Benji si accostò a Holly con fare annoiato. Invece di andare lì a vedere la gente esibirsi in piroette, non sarebbe stato meglio infilarsi in qualche accogliente locale e gustarsi tipiche specialità italiane? Posò i gomiti sulle transenne e appoggiò il viso sul palmo di una mano.
-Io continuo a non trovarlo divertente.-
-Perché non sei capace.-
Il portiere gli lanciò un’occhiata storta che lampeggiò sotto la visiera del cappellino.
-Pure tu sui pattini non splendi.-
Era il dopocena di un giorno feriale ma c’era comunque molta gente. Soprattutto ragazzi e ragazze che passeggiavano in gruppi e coppie sotto i portici, tenendosi per mano o scherzando tra loro. Ben vestite e truccate, alcune italiane erano veramente carine. Benji le osservava e dava un voto a ciascuna di loro. Parecchie avevano una sufficienza piena. Passò ad esaminare le pattinatrici, più vicine e meglio illuminate dalle luci della pista, ma prima di dare un giudizio doveva aspettare almeno due giri.
Scorse anche Philip andare di qua e di là senza pace, irrequieto e scontento tale e quale era stato in quegli ultimi giorni. Benji si chiese se persino la pista di pattinaggio lo facesse pensare a Jenny. Per lui era impossibile non collegarla al loro ritiro invernale di qualche anno prima. Ricordava benissimo soprattutto la notte in cui si era ritrovato in compagnia di Landers sulla superficie gelata di quel maledetto lago. Era stata una notte insonne, gelida e faticosa che gli aveva procurato più lividi e ammaccature che altro. Una nottata in bianco che avrebbe potuto risparmiarsi visto che tenersi in equilibrio sui pattini non si era dimostrato poi così difficile.

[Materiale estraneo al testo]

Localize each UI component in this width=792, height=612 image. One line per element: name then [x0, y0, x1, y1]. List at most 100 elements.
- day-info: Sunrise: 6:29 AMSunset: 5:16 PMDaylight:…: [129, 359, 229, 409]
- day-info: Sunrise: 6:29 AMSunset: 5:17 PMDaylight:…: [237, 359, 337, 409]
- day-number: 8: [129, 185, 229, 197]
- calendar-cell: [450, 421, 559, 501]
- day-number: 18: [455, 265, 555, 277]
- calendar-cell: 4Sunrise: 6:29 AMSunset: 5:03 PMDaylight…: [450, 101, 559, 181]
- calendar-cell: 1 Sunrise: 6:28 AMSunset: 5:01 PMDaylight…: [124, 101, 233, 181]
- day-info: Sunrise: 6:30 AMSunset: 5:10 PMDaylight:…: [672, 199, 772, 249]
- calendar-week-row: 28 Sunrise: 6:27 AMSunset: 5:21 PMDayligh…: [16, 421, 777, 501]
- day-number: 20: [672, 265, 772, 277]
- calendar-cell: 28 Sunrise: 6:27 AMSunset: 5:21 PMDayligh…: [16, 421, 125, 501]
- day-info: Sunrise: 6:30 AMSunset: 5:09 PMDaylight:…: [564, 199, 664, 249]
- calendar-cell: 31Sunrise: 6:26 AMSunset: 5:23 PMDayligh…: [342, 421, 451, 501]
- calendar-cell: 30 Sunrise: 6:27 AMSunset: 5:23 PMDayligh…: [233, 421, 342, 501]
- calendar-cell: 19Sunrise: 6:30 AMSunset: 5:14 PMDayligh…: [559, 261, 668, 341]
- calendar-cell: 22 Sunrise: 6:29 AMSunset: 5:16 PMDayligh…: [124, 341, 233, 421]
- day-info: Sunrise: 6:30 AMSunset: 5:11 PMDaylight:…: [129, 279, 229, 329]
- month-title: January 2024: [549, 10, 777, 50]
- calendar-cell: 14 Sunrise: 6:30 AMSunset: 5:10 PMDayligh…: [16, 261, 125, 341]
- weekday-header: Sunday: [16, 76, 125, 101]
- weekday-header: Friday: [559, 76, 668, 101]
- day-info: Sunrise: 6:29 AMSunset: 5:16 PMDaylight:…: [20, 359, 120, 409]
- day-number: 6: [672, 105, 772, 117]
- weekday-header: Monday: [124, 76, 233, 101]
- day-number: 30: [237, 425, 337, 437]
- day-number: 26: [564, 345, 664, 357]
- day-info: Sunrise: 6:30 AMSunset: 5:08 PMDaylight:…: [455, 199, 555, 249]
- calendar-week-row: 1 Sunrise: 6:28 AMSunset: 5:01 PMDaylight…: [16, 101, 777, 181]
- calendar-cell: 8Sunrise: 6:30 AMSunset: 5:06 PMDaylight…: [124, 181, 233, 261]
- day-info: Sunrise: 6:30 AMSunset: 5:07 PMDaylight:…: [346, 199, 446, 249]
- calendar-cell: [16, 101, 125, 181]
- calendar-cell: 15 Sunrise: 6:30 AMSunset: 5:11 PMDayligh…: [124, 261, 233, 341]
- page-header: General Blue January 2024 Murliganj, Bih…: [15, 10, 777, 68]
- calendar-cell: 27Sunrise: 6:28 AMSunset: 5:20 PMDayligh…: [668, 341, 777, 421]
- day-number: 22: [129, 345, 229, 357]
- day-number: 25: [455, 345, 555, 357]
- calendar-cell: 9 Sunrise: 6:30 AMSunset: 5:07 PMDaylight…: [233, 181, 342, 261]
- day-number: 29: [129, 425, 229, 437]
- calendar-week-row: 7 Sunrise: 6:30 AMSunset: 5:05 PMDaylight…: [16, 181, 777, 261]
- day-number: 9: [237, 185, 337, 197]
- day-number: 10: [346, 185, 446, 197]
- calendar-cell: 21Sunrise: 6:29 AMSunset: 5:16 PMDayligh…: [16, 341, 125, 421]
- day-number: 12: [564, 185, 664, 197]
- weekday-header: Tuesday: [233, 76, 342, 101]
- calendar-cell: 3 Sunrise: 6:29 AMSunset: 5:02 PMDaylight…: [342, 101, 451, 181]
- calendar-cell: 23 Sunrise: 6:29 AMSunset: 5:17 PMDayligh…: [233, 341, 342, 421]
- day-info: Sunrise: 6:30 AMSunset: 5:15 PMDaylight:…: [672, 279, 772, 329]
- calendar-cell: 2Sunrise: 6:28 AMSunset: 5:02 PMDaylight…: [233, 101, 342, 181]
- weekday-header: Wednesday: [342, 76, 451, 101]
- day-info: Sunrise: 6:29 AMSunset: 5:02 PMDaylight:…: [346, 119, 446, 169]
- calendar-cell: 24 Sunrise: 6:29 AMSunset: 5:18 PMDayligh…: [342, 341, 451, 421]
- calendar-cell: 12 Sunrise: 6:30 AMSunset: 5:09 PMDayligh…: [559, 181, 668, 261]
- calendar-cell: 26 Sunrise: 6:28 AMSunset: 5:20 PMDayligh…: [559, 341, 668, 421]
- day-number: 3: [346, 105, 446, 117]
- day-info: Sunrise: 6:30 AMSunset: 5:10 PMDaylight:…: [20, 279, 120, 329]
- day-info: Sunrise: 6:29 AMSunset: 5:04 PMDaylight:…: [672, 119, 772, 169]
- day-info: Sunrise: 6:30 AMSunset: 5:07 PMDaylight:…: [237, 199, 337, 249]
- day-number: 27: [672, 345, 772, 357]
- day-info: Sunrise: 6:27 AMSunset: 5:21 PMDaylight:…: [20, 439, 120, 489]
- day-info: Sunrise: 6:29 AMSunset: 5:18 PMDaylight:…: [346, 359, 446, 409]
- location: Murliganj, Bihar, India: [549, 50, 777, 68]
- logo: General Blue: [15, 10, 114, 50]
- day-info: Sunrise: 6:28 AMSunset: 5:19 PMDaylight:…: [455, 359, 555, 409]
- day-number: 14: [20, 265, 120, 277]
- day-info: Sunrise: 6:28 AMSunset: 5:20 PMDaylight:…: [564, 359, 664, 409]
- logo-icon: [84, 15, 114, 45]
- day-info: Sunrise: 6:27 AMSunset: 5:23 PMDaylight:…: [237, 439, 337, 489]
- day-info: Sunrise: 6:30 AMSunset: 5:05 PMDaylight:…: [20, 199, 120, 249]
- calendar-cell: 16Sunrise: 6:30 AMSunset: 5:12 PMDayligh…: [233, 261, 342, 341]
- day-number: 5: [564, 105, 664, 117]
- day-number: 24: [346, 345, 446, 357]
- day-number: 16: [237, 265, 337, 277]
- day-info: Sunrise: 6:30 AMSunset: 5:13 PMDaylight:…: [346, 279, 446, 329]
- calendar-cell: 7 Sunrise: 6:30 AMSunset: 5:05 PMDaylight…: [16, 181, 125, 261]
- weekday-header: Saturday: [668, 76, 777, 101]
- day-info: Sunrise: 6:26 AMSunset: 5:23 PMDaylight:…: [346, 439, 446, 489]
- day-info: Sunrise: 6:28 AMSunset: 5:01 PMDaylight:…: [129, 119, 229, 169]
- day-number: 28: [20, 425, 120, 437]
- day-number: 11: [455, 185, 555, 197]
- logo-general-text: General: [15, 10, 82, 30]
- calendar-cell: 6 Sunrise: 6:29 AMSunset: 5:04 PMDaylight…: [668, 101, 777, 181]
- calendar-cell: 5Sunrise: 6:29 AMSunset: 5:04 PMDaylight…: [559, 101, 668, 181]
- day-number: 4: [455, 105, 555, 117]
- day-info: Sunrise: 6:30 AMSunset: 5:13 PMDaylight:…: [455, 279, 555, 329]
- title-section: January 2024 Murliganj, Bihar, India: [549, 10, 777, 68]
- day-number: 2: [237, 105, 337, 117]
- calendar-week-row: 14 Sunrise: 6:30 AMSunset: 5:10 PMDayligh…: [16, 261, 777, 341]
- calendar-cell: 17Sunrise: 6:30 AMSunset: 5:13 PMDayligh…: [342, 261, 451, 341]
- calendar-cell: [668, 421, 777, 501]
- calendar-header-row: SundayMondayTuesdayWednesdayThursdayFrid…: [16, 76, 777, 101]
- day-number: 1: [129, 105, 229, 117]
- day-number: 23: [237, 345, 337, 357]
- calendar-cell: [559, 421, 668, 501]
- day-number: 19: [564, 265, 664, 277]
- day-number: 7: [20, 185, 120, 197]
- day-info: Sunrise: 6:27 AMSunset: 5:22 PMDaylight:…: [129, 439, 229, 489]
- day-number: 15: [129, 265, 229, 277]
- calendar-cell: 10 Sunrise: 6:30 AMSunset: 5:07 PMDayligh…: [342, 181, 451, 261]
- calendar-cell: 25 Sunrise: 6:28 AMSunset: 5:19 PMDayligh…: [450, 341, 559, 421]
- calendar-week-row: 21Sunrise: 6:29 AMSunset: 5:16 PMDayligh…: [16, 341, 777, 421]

-Saresti dovuto rimanere in hotel con la tua ragazza, Harper, visto che non si sentiva bene.-
Quello alzò le spalle.
-Stava benissimo, le serviva solo una scusa per sganciarsi e lavorare. Non sta facendo altro, da quando è arrivata. Sempre attaccata a quel pc.-
-E tu? Tu non sei qui per lavorare?-
Philip vide Amy e Patty scendere in pista sostenendosi a vicenda e avanzando malferme sui pattini. Le raggiunse con una curva spericolata e deviò dalla loro traiettoria solo all’ultimo istante. Si fermò ad un passo, le braccia incrociate sul petto, e le fissò serio.
-Mi sembrava che foste capaci.-
Amy arrossì di vergogna.
-Dobbiamo solo riprenderci la mano.-
Philip gliela tese, una mano.
-Se vuoi ti faccio fare un giro come si deve.-
La giovane lo guardò indecisa, poi accolse l’invito e si aggrappò al suo braccio. Lui non le diede neppure il tempo di prepararsi. Si spinse sui pattini con forza e trascinò Amy in una folle corsa tra la gente. Fecero il giro largo della pista in un secondo e quando furono di nuovo davanti a Patty,  Amy, con il cuore che le martellava nel petto e nelle orecchie, alzò su Philip uno sguardo lucido di divertimento.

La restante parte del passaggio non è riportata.